The current most effective treatments may control inflammation but the downside is an increased risk of infection, particularly reactivation of tuberculosis (TB). This study observed that there was a striking overlap between the genetics predisposing to IBD and the body’s ability to respond to mycobacterial infection, the organism that causes TB.
The International IBD Genetics Consortium, a network of researchers including Professor Lawrance, is working on the genetics of IBD and has undertaken many genome-wide association studies and meta-analyses of Crohn’s disease and ulcerative colitis as separate traits.

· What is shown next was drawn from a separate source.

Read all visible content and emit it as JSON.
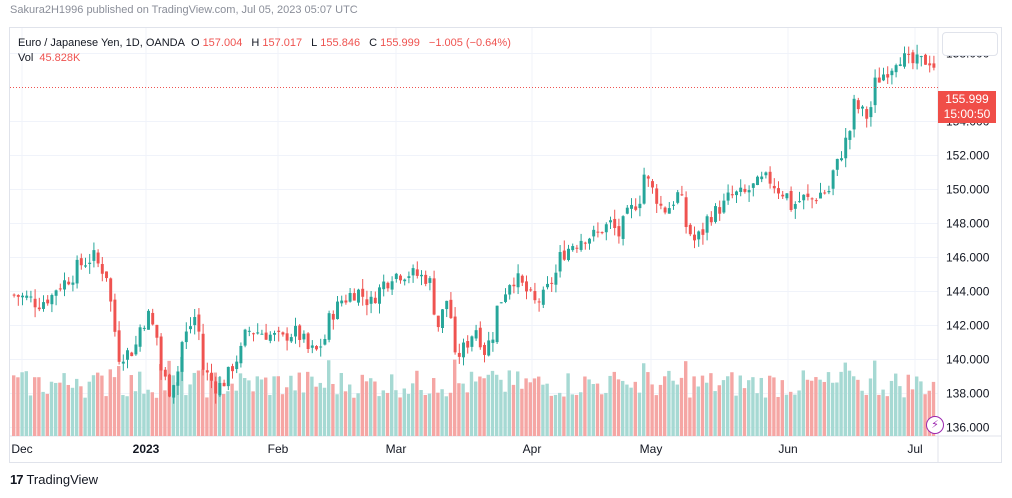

According to the US news research website Science Daily, co-author Ramnik Xavier, Chief of Gastroenterology and Director of the Center for the Study of Inflammatory Bowel Disease at Massachusetts General Hospital, said there had been a paradigm shift in researchers’ understanding of IBD.
“This gene discovery process offers an opportunity to begin identifying new targets for treatment, better diagnostic tools, and in the long-term, personalised care for patients,” he said.
“We now have the necessary starting material to understand the pathways that contribute to Crohn’s disease and ulcerative colitis, and we also have a framework to better appreciate that they may not be two distinct diseases, but rather collections of many different diseases.”
The paper “Host-microbe interactions have shaped the genetic architecture of inflammatory bowel disease” was published last week in Nature.